Dimitrios and Ian’s Wild Ride
Monday was The City Beer Hall’s sold out Wild Game Night with Finback and Rushing Duck breweries. Usually, I buy my tickets to these before the menu is released, because I have a great deal of trust in this culinary team. And also these dinners can sell out so fast that by the time the menu is written, all the spots are gone.
Despite all the beers that come through these doors on a regular basis, I still find it challenging to make the trip downtown to grab a drink. The beer culture in this area has grown tremendously, and we’re lucky to have so many great options scattered throughout the region.
Over time I’ve fallen more and more in love with Westmere Beverage Center, and now, more than not if I’m drinking something special it has come from their tap lines on Western Avenue.
But I digress, because this post isn’t about beer, it’s about food. But instead of giving you the play-by-play of the whole night, I thought I would just skip to a few of the highlights.
First things first. “Wild game” is a bit of a misnomer. It refers to proteins that might typically be hunted, but to be served in a restaurant, even commonly hunted proteins like venison have to come from a farm. There’s a deer farm in rural Pennsylvania near the in-laws. It employs remarkably high fences to keep their deer in and wild deer out.
For this dinner, venison was turned into a delicious Ethiopian stew, which was some of the best Ethiopian food I’ve had in a long long time. Oh man, that was good. Dimitrios even spent three days making his own injera. That was a totally badass move, but fermenting things is totally in the chef’s wheelhouse. It was a respectable first effort on the bread front, and it might have just inspired me to try doing something similar at home. Maybe sometime when the wife is away.
What I will never make at home is elk carpaccio, and that dish was a succulent treat. The meat was rare, thin, and silky. To accentuate it, there was a briney and herbaceous emulsion of oysters and watercress. For acidity, the plate had a mound of cabernet tomato tartare. And for sweetness there was a touch of blood orange marmalade. Putting together little perfect bites of all the components required some deft handiwork, but they were worth the effort.
Going into this event, there was one pairing that got me all hot and bothered. And as luck would have it, it was the final pairing of the evening. So I had to sit all night in anticipation.
The first wild game dinner I attended at The City Beer Hall had a dessert that included wild boar bacon. Certainly, I appreciated the commitment to continue the theme through the dessert course. However, I can also appreciate the restraint to have a dessert without meat in it.
Our meal on Monday concluded with a spruce pavlova, on top of a triple cream custard, and topped with a yuzu coulis. And this was paired with Finback Echelon, which is a double IPA brewed with yuzu and spruce tips.

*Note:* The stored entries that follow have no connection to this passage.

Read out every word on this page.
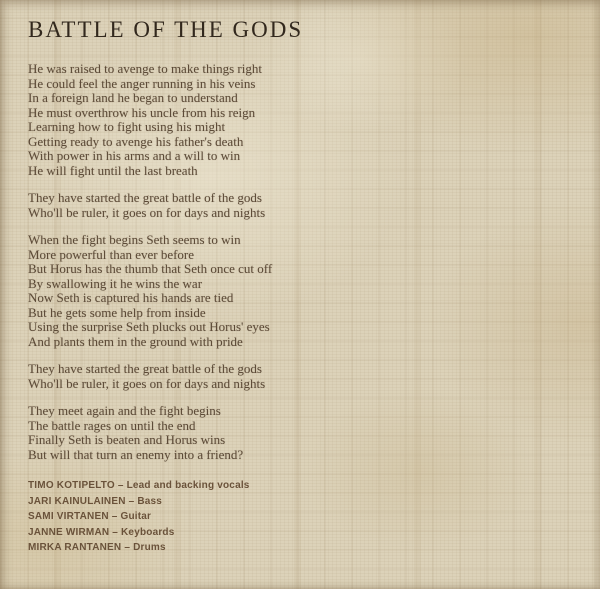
BATTLE OF THE GODS
He was raised to avenge to make things right
He could feel the anger running in his veins
In a foreign land he began to understand
He must overthrow his uncle from his reign
Learning how to fight using his might
Getting ready to avenge his father's death
With power in his arms and a will to win
He will fight until the last breath
They have started the great battle of the gods
Who'll be ruler, it goes on for days and nights
When the fight begins Seth seems to win
More powerful than ever before
But Horus has the thumb that Seth once cut off
By swallowing it he wins the war
Now Seth is captured his hands are tied
But he gets some help from inside
Using the surprise Seth plucks out Horus' eyes
And plants them in the ground with pride
They have started the great battle of the gods
Who'll be ruler, it goes on for days and nights
They meet again and the fight begins
The battle rages on until the end
Finally Seth is beaten and Horus wins
But will that turn an enemy into a friend?
TIMO KOTIPELTO – Lead and backing vocals
JARI KAINULAINEN – Bass
SAMI VIRTANEN – Guitar
JANNE WIRMAN – Keyboards
MIRKA RANTANEN – Drums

I’m not typically a dessert person. And while I enjoy a double IPA every now and again, I never dreamed of pairing these big hoppy beers with something sweet. But holy cow, this pairing was absolutely brilliant, and I think that owes a great debt of gratitude to Ian’s triple cream custard.
Yep, it’s a custard made from a butter triple cream cheese. Technically, it’s not brie. But the cheese has a similar earthiness from the bloomy rind maturation process. It’s just so much richer and more buttery. Mixed with egg yolks, more cream, and a fraction of the sugar one might expect in a custard, this element brought everything together, from the crisp and shattering base of the pavlova to the assertive acidity of the yuzu. And then it served as a bridge to the beer, because while IPAs may not be a natural match for dessert, the fattiness of cheese has a way of softening their edges. Of course the Finback Echelon also mimicked the flavors of the dish, by design.
None of this happens by accident. It’s all on purpose. The driving force behind these dinners is for the kitchen to make food that makes the beers shine. To echo their flavors and enhance the experience of the beer itself.
I really enjoyed the Rushing Duck beers, but I think the most successful pairings this time around were for the dessert course and the elk carpaccio. The latter went with a seductive little number from Finback called The Sun Is Too Bright, which is a black gose brewed with lemon peel and sea salt, then aged in red wine barrels. It’s sour, funky, and decidedly lemony. This was complexity on top of complexity, and it worked beautifully.
Big audaciously creative meals for sixty six people aren’t easy to pull off. And the night wasn’t without its hiccups. But these events aren’t about perfection. They are about supporting flat out culinary creativity and collaboration. And they are about gathering with fellow food and beer lovers in a communal setting to eat for hours at picnic tables.